As Slate pointed out

NVIC is an antivax group, plain and simple. Despite hugely overwhelming tsunami-level amounts of evidence showing no link between vaccines and autism, they still think there is one. They go on and on about “vaccine injuries”, yet actual severe side effects from vaccines are very rare, especially when you realize that many millions of vaccines are given every year. The NVIC relies on anecdotes of injuries as evidence, but that's very dangerous thinking. Stories and personal observations are a good place to start—it’s how you might notice a connection between two things—but it’s not where you end. You must apply rigorous testing to your ideas, so that you can make sure you’re not seeing a connection where none exists.

On the February 10, 2015 CBS Evening News, reporter Jim Axelrod wondered how the anti-vaccination movement got "any traction at all." Perhaps it was reports such as the one on Tuesday's CBS This Morning that promote unwarranted fears.  

According to the Media Research Center's Sean Long, the networks promoted anti-vaccine hysteria with 171 stories on the debunked link to autism. 

On Tuesday, CBS This Morning's Norah O'Donnell introduced a separate segment on Dr.

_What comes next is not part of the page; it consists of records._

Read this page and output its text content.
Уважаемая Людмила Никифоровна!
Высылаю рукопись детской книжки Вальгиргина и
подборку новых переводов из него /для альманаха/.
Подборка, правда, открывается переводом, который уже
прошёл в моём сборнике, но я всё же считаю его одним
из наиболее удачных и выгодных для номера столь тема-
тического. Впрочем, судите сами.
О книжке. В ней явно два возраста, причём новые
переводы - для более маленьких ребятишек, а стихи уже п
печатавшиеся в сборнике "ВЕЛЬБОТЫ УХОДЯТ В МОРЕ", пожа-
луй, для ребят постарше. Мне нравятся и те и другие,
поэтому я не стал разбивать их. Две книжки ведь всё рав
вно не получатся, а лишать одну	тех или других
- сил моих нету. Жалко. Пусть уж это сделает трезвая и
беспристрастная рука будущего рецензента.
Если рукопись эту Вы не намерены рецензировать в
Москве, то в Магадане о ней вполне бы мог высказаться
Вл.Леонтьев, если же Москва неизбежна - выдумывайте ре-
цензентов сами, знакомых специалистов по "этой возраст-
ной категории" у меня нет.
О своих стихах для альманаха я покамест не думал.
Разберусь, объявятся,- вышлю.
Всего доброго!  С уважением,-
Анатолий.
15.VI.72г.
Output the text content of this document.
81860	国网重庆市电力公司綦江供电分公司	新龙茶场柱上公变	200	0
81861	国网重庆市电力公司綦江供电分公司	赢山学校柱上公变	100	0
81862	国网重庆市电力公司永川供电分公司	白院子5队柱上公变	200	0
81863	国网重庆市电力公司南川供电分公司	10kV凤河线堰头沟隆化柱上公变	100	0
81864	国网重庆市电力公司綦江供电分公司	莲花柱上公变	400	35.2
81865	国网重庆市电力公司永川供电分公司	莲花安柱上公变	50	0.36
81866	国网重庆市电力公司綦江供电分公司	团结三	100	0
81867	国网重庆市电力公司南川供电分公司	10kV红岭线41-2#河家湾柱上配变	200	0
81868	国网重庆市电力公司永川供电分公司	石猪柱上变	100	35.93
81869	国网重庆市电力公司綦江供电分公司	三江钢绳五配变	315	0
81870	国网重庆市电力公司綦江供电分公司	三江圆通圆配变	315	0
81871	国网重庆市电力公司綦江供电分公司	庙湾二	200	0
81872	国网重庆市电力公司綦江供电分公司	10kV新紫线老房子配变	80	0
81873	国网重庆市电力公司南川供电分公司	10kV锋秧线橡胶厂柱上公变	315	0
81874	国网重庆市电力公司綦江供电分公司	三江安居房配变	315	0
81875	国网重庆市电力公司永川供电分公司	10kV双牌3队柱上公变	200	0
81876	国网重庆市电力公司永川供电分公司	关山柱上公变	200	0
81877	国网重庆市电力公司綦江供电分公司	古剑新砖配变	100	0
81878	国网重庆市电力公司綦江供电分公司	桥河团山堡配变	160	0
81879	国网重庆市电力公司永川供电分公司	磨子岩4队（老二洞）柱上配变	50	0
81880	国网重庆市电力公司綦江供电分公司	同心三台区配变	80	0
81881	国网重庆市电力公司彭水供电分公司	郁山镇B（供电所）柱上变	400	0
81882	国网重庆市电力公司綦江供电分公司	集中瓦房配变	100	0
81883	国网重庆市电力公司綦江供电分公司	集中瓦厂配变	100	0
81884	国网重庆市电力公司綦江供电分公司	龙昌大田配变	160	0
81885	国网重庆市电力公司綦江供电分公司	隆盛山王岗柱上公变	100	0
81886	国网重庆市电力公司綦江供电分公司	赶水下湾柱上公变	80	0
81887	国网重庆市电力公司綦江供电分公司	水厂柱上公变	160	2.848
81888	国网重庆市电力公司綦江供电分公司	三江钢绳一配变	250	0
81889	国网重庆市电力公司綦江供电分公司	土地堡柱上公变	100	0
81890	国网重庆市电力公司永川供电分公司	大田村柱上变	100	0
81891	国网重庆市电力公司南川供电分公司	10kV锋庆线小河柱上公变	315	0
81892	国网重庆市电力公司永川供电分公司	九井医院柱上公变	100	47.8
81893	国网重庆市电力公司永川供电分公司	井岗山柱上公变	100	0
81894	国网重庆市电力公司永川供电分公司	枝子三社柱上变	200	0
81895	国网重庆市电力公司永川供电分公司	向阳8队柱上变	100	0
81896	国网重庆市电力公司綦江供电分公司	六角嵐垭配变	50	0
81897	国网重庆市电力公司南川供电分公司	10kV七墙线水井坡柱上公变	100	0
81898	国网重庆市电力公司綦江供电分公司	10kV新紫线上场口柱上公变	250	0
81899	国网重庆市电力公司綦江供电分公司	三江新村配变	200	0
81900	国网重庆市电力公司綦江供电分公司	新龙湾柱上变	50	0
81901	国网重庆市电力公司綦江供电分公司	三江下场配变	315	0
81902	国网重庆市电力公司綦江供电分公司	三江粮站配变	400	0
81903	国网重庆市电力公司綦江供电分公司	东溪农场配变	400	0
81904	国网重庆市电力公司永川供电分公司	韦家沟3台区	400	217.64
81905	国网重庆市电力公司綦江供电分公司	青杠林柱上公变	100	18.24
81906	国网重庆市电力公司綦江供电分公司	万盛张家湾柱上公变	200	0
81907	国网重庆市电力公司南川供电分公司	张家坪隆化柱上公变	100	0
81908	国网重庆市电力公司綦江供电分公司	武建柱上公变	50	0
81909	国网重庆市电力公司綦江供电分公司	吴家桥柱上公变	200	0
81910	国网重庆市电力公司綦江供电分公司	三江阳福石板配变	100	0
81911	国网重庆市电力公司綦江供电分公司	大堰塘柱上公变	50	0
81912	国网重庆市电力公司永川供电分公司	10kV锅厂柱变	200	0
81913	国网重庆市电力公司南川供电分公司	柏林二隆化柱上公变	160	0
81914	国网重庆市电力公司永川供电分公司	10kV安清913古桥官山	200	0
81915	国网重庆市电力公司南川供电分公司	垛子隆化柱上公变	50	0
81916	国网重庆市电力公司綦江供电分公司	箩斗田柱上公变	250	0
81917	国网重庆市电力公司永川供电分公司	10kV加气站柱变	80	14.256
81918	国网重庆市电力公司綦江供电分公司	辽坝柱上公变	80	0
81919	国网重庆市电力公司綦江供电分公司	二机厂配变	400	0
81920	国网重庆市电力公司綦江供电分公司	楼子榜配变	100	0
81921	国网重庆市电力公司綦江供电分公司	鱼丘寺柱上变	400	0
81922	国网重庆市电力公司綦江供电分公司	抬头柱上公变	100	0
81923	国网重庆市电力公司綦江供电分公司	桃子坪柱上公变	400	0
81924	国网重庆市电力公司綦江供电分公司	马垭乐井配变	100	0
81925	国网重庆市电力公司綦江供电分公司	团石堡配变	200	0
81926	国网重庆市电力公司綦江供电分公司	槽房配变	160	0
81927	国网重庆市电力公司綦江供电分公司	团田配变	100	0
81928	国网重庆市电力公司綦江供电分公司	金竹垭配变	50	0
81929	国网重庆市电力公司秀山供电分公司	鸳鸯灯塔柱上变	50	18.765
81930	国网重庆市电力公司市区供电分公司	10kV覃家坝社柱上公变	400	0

Oz and the claims that the television doctor promotes "quack treatments." Certainly, CBS is in no position to judge on that complaint. 

A transcript of the April 21 CBS This Morning segment is below: 

 

7:51

GAYLE KING: America's new surgeon general will get a ceremonial swearing in today, but Doctor Vivek Murthy faces a real fight over his new partnership in a campaign to get kids vaccinated, Elmo. 

VIVEK MURTHY: Just like an umbrella protects you from the rain and a helmet protects you from hitting your head, a vaccine protect you from germs. 

ELMO (singing as he gets vaccinated): 'Cause the players gonna play, play, play and the haters gonna hate, hate, hate. 

KING: Elmo may be very happy to shake it off while getting a shot, but vaccine critics don't see anything cute about this video after the controversy over of the measles outbreak. The National Vaccine Information Center tells CBS This Morning, quote, "It is inappropriate for the federal government to market pharmaceutical products directly to children who have no concept of the risk." So there.